Hamburg. Bergedorfer Sozialpolitiker hoffen auf Zuschlag für das Wohnprojekt Housing First, das in Europa seit fünf Jahren Erfolge zeigt.

Sie dürfen Schulden haben, drogenabhängig sein oder psychisch krank. Oder traurig und einsam. Die Zielgruppe des Hamburger Modellprojektes Housing First richtet sich an Menschen, die auf der Straße leben und sich eine eigene, kleine Wohnung wünschen.

„Durch ausreichend Schlaf und Sicherheit kann man auch wieder in die Normalität rutschen und die Erkenntnis gewinnen, dass man sich behandeln lassen sollte“, sagte Stephan Karrenbauer im Bergedorfer Sozialausschuss. Der Sozialarbeiter von „Hinz&Kunzt“ war eingeladen, das Konzept zu erläutern, das seit fünf Jahren in Europa für Furore sorgt: Wer Sozialleistungen bezieht, kann eine Wohnung mit festem Mietvertrag bekommen – und wird individuell betreut.

Kreative Hilfe für Obdachlose: Bergedorf hofft auf Zuschlag

„Das ist kein Drehtüreffekt, mindestens 85 Prozent der Leute sind nach einem Jahr noch immer zufrieden in der Wohnung. Viele haben sogar ihr Suchtverhalten stark reduziert“, betont Karrenbauer. Er weiß, dass sich Bergedorfs Lokalpolitiker dafür stark machen, ein Modellprojekt zu initiieren – wobei der Sozialbehörde auch eine Bewerbung aus Hamburg-Mitte vorliegt.

„Wir haben hier etwa 60 bis 70 wohnungslose Menschen und keine Tagesaufenthaltsstätte“, begründet Maria Westberg (Die Linke) den Vorstoß. „Wir haben ein gutes Netzwerk und kurze Wege im kleinen Bezirk“, wirft Simone Gündüz (SPD) ein.

Erfahrung zeigt: Vermieter brauchen keine Sorgen haben

Ob denn neben Saga und Genossenschaften auch private Vermieter in Frage kämen, will die CDU wissen. „Ja, man braucht keine Angst haben, dass etwas zerstört wird. Beim Berliner Projekt gibt es sogar extra einen Fonds, aber der wurde erst ein einziges Mal gebraucht – als jemand seinen Schlüssel vergessen und die Tür eingetreten hat“, erzählt der Sozialarbeiter.

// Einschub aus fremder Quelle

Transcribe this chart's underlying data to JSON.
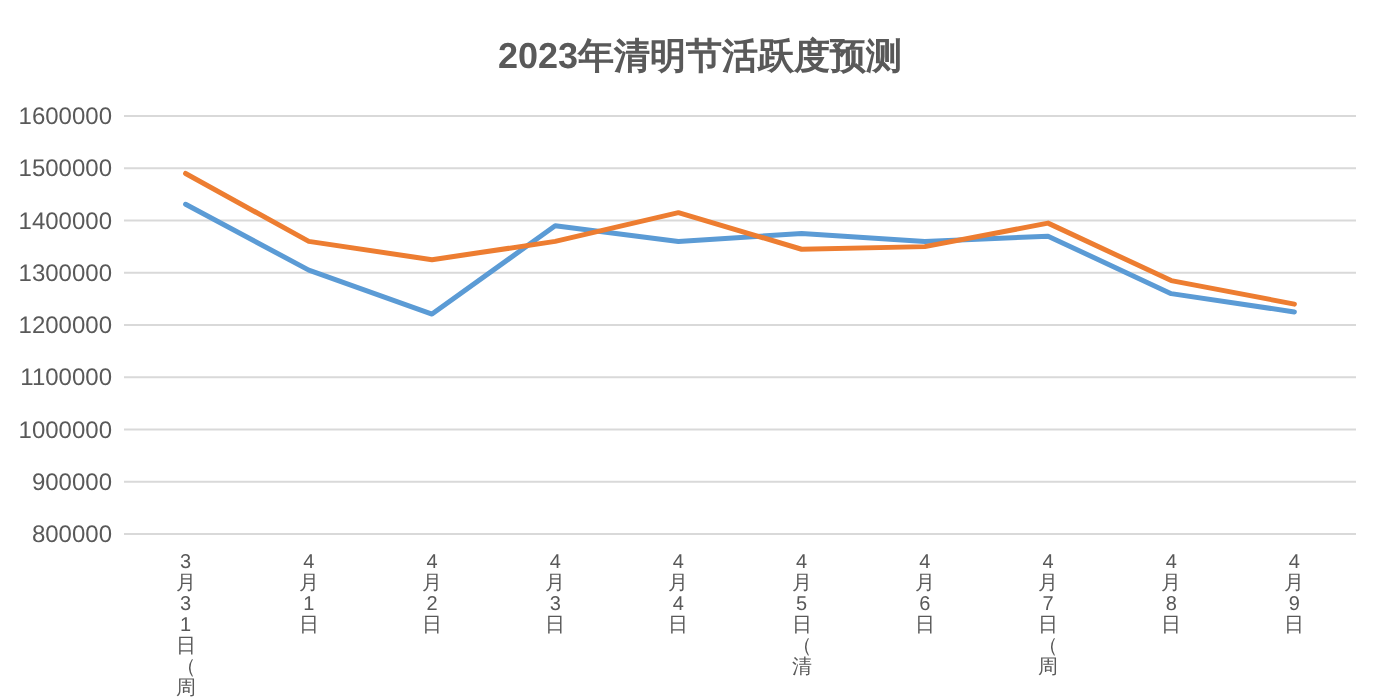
{
  "chart_data": {
    "type": "line",
    "title": "2023年清明节活跃度预测",
    "categories": [
      "3月31日（周",
      "4月1日",
      "4月2日",
      "4月3日",
      "4月4日",
      "4月5日（清",
      "4月6日",
      "4月7日（周",
      "4月8日",
      "4月9日"
    ],
    "series": [
      {
        "color": "#5b9bd5",
        "values": [
          1431000,
          1305000,
          1221000,
          1390000,
          1360000,
          1375000,
          1360000,
          1370000,
          1260000,
          1225000
        ]
      },
      {
        "color": "#ed7d31",
        "values": [
          1490000,
          1360000,
          1325000,
          1360000,
          1415000,
          1345000,
          1350000,
          1395000,
          1285000,
          1240000
        ]
      }
    ],
    "ylim": [
      800000,
      1600000
    ],
    "yticks": [
      800000,
      900000,
      1000000,
      1100000,
      1200000,
      1300000,
      1400000,
      1500000,
      1600000
    ],
    "grid": "y",
    "marker": "none",
    "line_style": "solid"
  }
}
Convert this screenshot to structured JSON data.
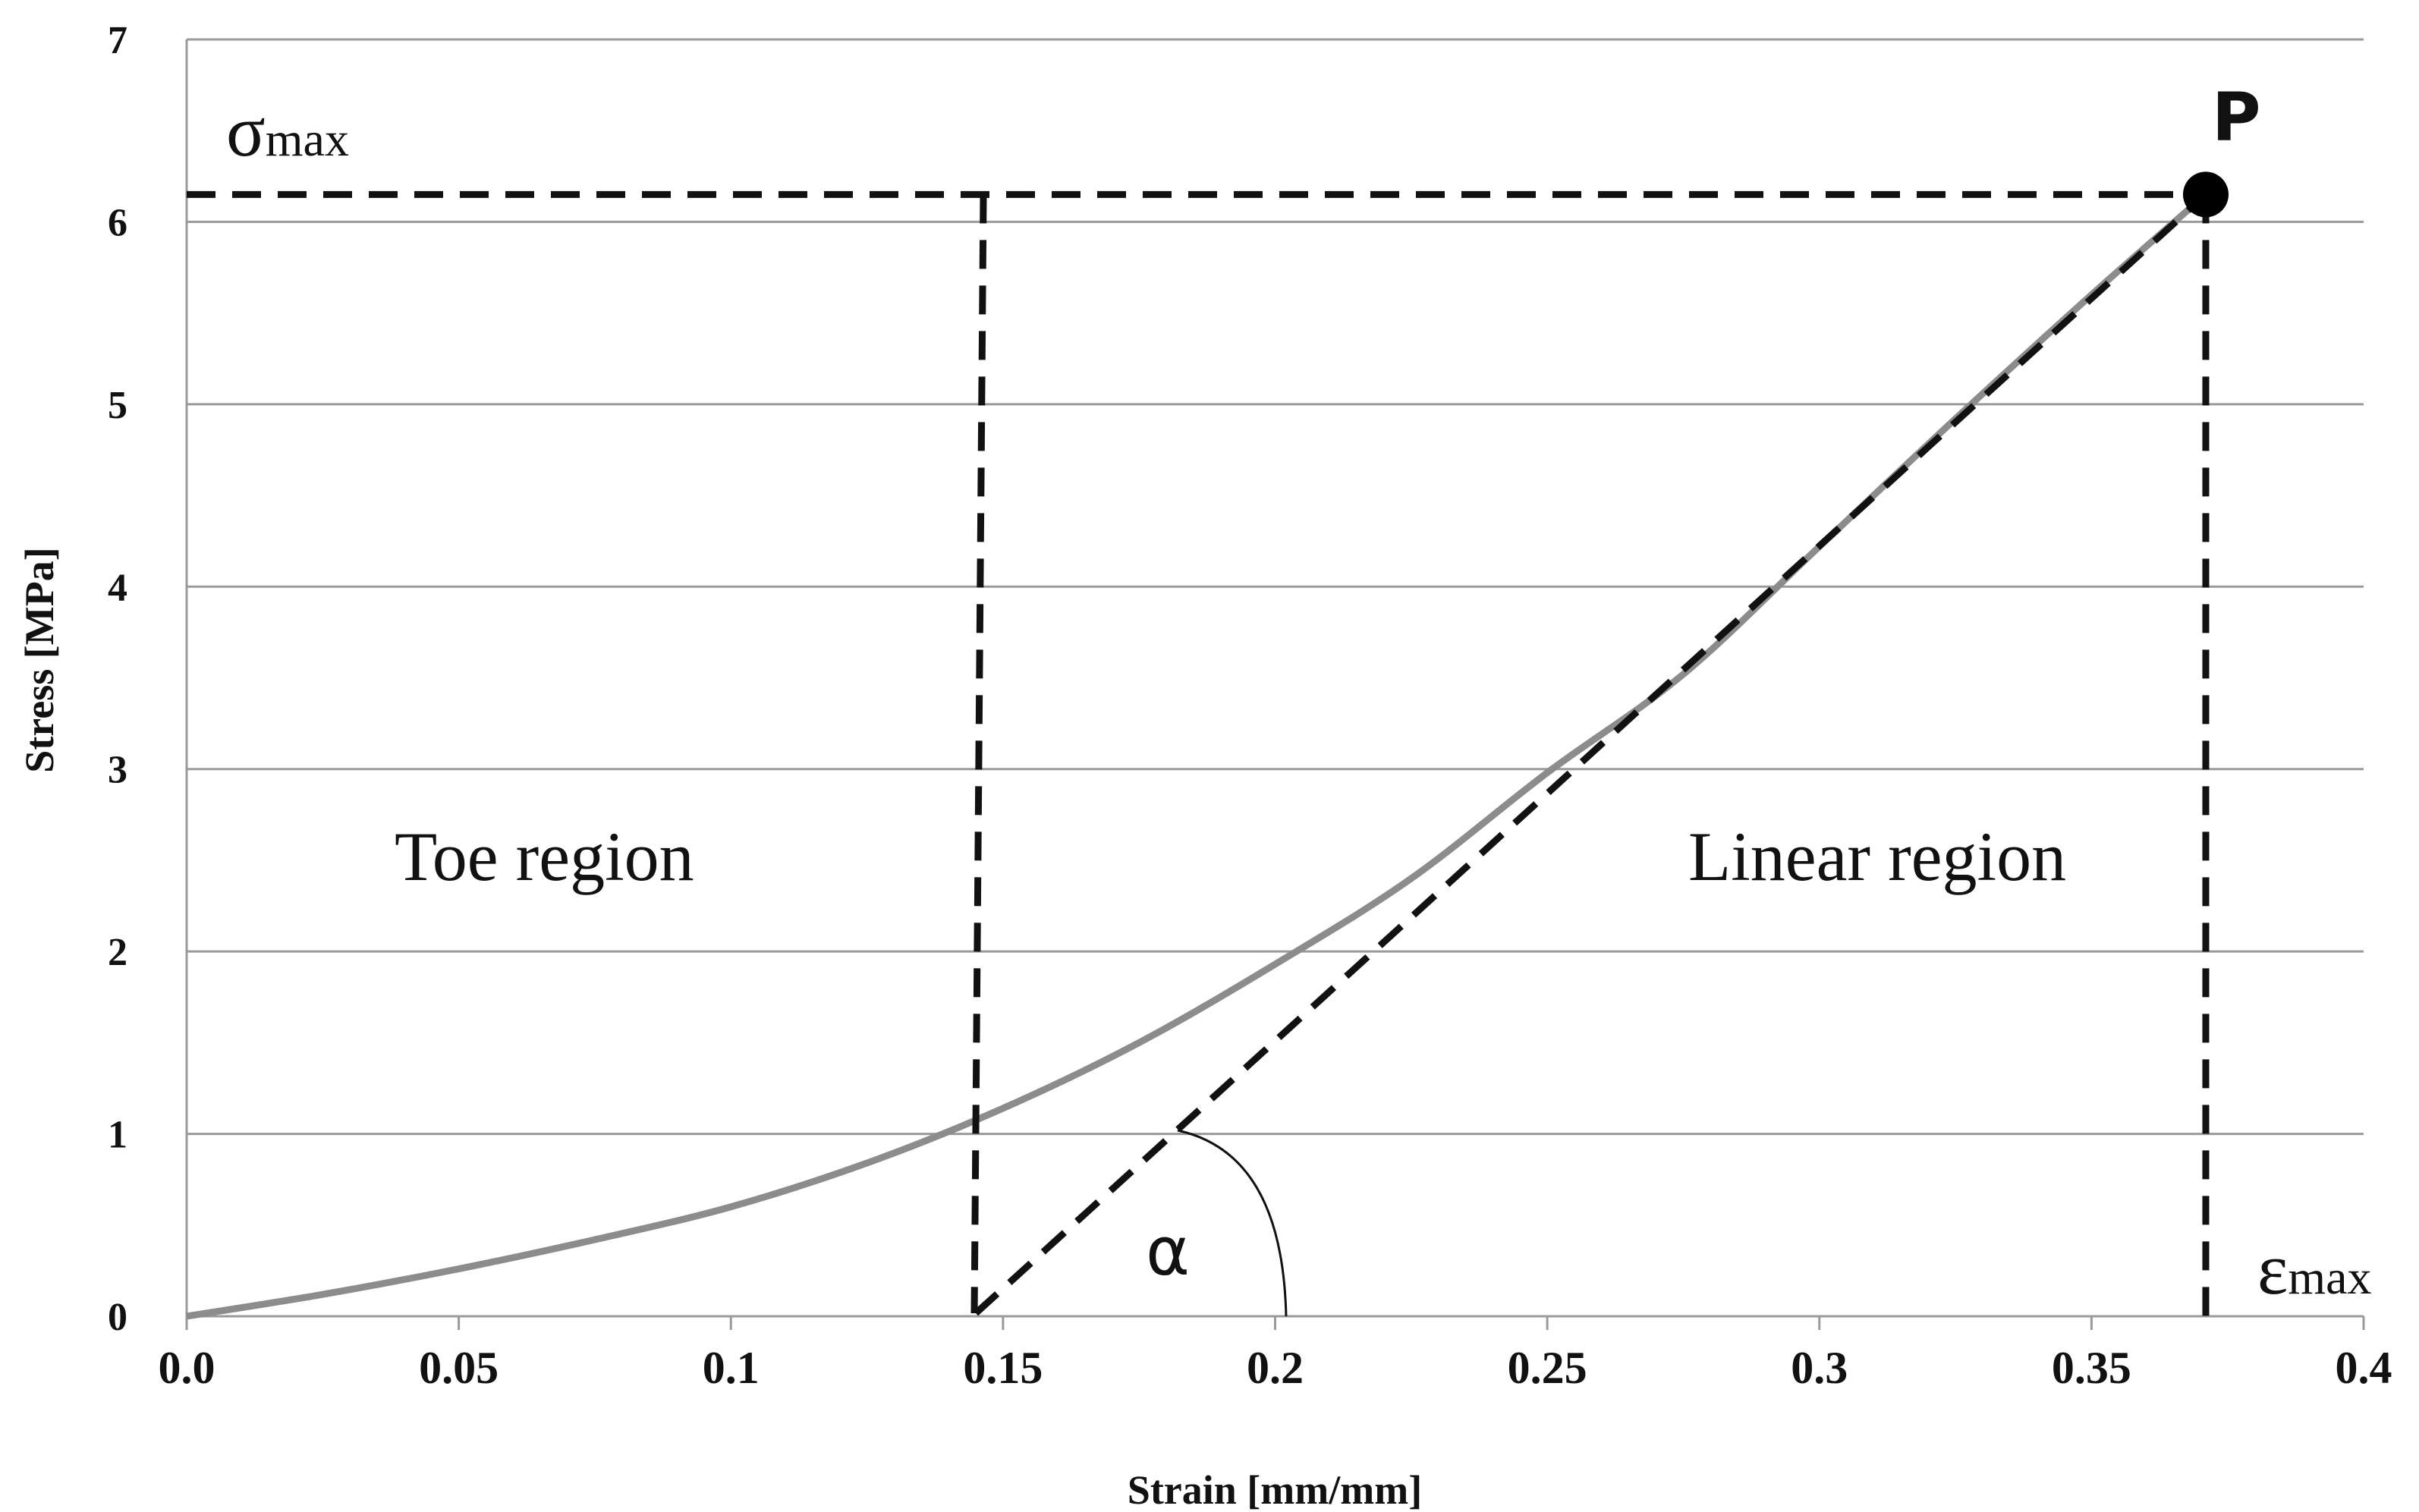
{
  "chart_data": {
    "type": "line",
    "xlabel": "Strain [mm/mm]",
    "ylabel": "Stress [MPa]",
    "xlim": [
      0,
      0.4
    ],
    "ylim": [
      0,
      7
    ],
    "x_ticks": [
      "0.0",
      "0.05",
      "0.1",
      "0.15",
      "0.2",
      "0.25",
      "0.3",
      "0.35",
      "0.4"
    ],
    "y_ticks": [
      "0",
      "1",
      "2",
      "3",
      "4",
      "5",
      "6",
      "7"
    ],
    "grid": "horizontal",
    "curve": {
      "color": "#8c8c8c",
      "x": [
        0,
        0.025,
        0.05,
        0.075,
        0.1,
        0.125,
        0.15,
        0.175,
        0.2,
        0.225,
        0.25,
        0.275,
        0.3,
        0.325,
        0.35,
        0.371
      ],
      "y": [
        0,
        0.12,
        0.26,
        0.42,
        0.6,
        0.84,
        1.14,
        1.5,
        1.93,
        2.4,
        2.98,
        3.52,
        4.22,
        4.92,
        5.6,
        6.15
      ]
    },
    "tangent_line": {
      "x": [
        0.145,
        0.371
      ],
      "y": [
        0,
        6.15
      ]
    },
    "toe_boundary": {
      "x": 0.145,
      "y_top": 6.15
    },
    "sigma_max_line": {
      "y": 6.15,
      "x": [
        0,
        0.371
      ]
    },
    "epsilon_max_line": {
      "x": 0.371,
      "y": [
        0,
        6.15
      ]
    },
    "peak_point": {
      "x": 0.371,
      "y": 6.15,
      "label": "P"
    },
    "angle_label": "α",
    "annotations": {
      "toe_region": "Toe region",
      "linear_region": "Linear region",
      "sigma_symbol": "σ",
      "sigma_sub": "max",
      "epsilon_symbol": "ε",
      "epsilon_sub": "max"
    }
  }
}
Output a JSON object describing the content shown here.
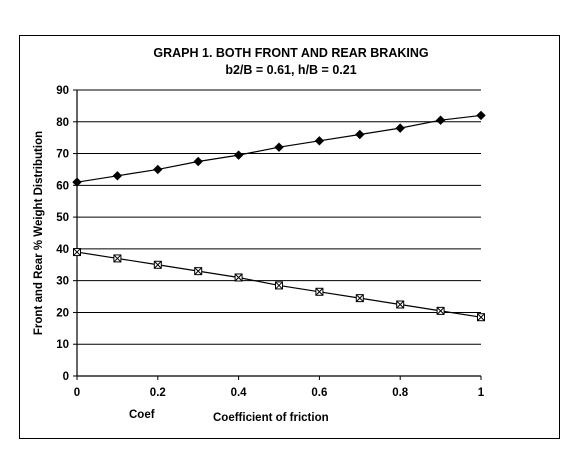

Wichtig sei stets eine passgenaue Unterstützung: Mal muss die TV-Fernbedienung erklärt werden, mal wird eine Wand gestrichen oder gekocht. „Auch ein kleines Ehrenamt in der Nachbarschaft wäre denkbar, damit das Selbstwertgefühl gestärkt wird“, sagt der Referent und betont, dass es eine neue Haltung braucht, um maßgeschneidert zu helfen: „Wir müssen kreativ sein, damit sie Hilfe annehmen.“

In der Größe liegen Bergedorfs Vorteile gegenüber Hamburg-Mitte

Daher rät er dazu, möglichst viele sozialen Träger an dem Projekt zu beteiligen: „Wenn es nur zehn oder 20 Plätze gibt, könnte Bergedorf sicher besser aufgestellt sein als das große Hamburg-Mitte.“ Der „Runde Tisch Obdachlosenhilfe“ soll erweitert werden, beschloss der Sozialausschuss. „Dann hoffen wir auf den Zuschlag“, so der Vorsitzende Helmuth Sturmhoebel (Die Linke).